Mir blieb somit nichts anderes übrig, als über das nächsthöhere Stockwerk den Rückzug anzutreten. Auf halber Strecke schmückte es den Aufgang, das von mir affichierte Delikt, das nun nicht mehr die innere Balance pädagogischer Anstalten ins Wanken bringen durfte. “Eat the rich!”, die Kampfparole der Opernballdemo 1989, war darauf nicht zu lesen. Es gab keinerlei Gewaltsymbole und auch nichts, was nur irgendwie als ein Aufruf zum Landfriedensbruch interpretiert werden konnte. Die Illustration beschränkte sich auf das Abbild einer Person, die sich eine Wollmütze über das Gesicht gezogen hatte. Das Sujet selbst litt ein bisschen unter der unvollkommen angefertigten Kopie im Din-A3-Format. Es war dem aktuellen Plattencover von IEP (Immortal Erected Pop) entnommen, einer Combo aus dem Umfeld des in Schwertberg ansässigen Kulturzentrums “Kanal”. Als Ankündigungsplakat für das erste “Anti-Frust-Fest” in Wels durchbrach es bestenfalls die totalitäre Monotonie des Schulalltags.

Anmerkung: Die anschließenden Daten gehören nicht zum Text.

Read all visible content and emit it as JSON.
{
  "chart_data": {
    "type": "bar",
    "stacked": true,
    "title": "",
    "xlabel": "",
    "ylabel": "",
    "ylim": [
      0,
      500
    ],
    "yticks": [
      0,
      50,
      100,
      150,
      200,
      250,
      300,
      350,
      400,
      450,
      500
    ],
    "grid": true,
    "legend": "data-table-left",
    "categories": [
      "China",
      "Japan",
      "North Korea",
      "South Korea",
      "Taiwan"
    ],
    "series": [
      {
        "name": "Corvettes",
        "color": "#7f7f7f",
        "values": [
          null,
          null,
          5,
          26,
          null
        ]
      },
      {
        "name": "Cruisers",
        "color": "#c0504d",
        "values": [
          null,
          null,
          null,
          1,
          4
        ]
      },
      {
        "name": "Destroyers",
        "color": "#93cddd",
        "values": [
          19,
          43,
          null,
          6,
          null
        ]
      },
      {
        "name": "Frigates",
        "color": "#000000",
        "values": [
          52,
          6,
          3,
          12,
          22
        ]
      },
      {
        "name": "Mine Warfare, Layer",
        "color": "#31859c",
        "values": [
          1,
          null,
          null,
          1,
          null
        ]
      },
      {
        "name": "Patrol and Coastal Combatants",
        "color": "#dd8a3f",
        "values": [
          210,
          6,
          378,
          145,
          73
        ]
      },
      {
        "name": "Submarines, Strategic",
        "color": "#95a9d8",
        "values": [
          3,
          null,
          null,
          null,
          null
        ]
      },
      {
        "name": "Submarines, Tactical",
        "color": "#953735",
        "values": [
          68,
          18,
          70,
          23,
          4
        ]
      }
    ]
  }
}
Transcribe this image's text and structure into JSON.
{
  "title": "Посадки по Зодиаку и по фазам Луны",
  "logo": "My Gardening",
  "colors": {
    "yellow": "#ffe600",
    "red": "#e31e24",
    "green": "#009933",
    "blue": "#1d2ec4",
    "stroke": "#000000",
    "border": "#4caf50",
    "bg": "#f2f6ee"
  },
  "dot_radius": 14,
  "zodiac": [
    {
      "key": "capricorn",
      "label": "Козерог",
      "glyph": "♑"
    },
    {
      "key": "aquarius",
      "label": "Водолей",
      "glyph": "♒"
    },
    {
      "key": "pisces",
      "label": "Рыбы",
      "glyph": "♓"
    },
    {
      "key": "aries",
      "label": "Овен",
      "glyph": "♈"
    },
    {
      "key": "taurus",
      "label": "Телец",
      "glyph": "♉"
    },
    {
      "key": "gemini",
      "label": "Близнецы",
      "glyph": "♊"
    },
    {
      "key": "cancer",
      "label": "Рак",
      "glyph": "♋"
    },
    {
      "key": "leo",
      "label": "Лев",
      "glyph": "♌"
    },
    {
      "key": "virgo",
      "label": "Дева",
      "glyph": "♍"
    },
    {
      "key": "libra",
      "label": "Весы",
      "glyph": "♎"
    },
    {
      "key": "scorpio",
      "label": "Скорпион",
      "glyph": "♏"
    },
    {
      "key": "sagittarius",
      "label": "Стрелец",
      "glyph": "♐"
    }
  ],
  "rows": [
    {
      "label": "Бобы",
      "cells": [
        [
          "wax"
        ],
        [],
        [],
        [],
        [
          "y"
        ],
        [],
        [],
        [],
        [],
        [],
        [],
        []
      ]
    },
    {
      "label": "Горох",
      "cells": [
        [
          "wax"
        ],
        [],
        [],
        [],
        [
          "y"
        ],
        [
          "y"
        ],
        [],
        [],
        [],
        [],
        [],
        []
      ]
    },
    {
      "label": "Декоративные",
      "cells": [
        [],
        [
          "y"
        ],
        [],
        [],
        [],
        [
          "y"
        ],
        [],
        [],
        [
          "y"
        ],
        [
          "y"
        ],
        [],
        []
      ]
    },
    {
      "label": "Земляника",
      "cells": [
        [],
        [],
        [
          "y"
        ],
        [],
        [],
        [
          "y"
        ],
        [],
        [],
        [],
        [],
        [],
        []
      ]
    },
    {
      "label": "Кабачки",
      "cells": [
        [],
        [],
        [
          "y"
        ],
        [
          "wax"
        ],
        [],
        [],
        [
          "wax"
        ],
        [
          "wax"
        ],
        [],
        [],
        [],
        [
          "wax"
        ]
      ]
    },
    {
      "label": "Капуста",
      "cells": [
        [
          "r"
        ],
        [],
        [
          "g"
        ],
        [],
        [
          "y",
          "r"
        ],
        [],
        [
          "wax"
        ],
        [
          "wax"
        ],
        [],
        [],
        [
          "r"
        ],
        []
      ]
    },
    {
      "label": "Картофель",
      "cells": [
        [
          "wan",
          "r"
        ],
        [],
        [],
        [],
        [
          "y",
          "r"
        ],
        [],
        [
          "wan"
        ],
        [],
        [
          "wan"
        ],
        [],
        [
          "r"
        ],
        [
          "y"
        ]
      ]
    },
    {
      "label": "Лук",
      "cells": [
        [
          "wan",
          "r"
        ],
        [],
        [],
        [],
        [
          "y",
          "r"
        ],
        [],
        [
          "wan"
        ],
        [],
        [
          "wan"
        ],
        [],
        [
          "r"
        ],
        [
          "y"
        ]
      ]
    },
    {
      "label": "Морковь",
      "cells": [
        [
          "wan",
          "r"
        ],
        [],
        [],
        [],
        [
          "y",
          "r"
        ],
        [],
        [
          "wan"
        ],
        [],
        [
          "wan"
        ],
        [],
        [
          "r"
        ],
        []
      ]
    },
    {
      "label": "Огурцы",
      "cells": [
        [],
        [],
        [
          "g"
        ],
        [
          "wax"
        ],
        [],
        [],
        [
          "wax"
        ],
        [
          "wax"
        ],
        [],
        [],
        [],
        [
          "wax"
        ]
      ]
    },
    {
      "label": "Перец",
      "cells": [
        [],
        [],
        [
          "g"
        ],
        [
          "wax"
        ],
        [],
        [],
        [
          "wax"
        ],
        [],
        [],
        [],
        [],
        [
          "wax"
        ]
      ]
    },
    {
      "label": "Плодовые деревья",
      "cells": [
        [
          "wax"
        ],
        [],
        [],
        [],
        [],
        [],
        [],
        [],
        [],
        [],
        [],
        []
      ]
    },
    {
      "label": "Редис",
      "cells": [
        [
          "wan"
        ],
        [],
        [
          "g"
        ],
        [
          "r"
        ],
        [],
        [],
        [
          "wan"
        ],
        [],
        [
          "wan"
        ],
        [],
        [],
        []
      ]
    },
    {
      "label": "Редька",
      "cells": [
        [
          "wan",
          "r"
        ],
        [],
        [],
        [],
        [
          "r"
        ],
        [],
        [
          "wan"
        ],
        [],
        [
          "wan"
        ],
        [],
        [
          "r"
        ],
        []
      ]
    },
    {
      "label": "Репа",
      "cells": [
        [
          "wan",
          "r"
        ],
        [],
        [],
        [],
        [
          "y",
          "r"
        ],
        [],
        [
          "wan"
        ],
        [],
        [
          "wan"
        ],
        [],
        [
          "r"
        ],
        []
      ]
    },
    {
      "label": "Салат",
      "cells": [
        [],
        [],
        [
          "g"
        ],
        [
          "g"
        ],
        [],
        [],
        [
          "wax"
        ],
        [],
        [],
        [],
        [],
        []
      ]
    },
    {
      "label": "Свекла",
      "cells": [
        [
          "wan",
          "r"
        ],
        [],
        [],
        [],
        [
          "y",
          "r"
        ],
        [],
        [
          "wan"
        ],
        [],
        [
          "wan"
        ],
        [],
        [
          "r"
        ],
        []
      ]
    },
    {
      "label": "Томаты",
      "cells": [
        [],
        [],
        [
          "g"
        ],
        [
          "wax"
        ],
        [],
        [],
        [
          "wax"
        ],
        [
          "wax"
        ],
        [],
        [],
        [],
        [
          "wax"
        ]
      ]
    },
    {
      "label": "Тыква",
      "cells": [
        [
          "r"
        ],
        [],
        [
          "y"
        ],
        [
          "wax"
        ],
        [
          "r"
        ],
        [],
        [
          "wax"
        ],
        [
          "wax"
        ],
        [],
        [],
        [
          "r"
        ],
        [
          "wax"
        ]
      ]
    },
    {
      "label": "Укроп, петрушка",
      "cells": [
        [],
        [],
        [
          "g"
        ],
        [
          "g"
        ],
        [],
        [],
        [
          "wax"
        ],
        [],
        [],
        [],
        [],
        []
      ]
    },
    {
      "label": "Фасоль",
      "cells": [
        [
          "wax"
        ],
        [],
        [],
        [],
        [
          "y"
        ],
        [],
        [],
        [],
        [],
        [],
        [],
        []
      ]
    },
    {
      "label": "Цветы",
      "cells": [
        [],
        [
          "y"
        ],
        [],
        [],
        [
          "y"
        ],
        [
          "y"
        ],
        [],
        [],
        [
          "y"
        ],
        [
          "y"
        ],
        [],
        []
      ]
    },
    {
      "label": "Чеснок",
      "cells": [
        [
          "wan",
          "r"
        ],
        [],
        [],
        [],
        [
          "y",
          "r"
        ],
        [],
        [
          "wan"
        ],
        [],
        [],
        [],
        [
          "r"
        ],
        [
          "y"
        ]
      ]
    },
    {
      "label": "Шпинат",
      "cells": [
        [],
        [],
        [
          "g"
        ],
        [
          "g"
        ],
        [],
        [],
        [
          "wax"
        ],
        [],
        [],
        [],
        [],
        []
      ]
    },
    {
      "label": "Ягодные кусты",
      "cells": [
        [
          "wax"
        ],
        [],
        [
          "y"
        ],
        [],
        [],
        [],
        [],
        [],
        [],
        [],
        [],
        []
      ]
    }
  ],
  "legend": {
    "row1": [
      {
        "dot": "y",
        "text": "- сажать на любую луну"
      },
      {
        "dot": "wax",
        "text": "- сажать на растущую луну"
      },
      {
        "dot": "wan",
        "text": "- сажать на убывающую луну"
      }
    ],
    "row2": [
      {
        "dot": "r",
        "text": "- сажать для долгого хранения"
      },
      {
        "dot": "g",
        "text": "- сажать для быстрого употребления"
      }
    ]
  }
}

Was sollte also daran das System zersetzen?
Der Ort der schulmeisterlichen Maßregelung, das Direktorzimmer mit biederem Fensterblick auf die Welser Schauerstraße, entpuppte sich schnell als Nebenschauplatz des Zeitgeschehens. Der eigentliche Brennpunkt lag vielleicht 20 Gehminuten vom Gymnasium entfernt, etwa dort, wo noch im Stadtzentrum gemeinhin die Suche nach den ersten Hinweistafeln auf die Ausfahrtswege ihren Anlauf nimmt. Hier türmt sich, am Rande einer Bahntrasse, seit den 1980er Jahren ein sozio-kulturelles Zentrum auf, das sich vom stillgelegten Zweck der kommunalen Verarbeitung von Tierkörpern zumindest in der Namensgebung nicht so einfach trennen wollte. Der Schlachthof Wels blieb kurzerhand der Schlachthof Wels, aus dem irgendwann – der semiotische Taschenspielertrick lässt sich für mich nicht genau datieren – ein Schl8hof Wels geworden ist.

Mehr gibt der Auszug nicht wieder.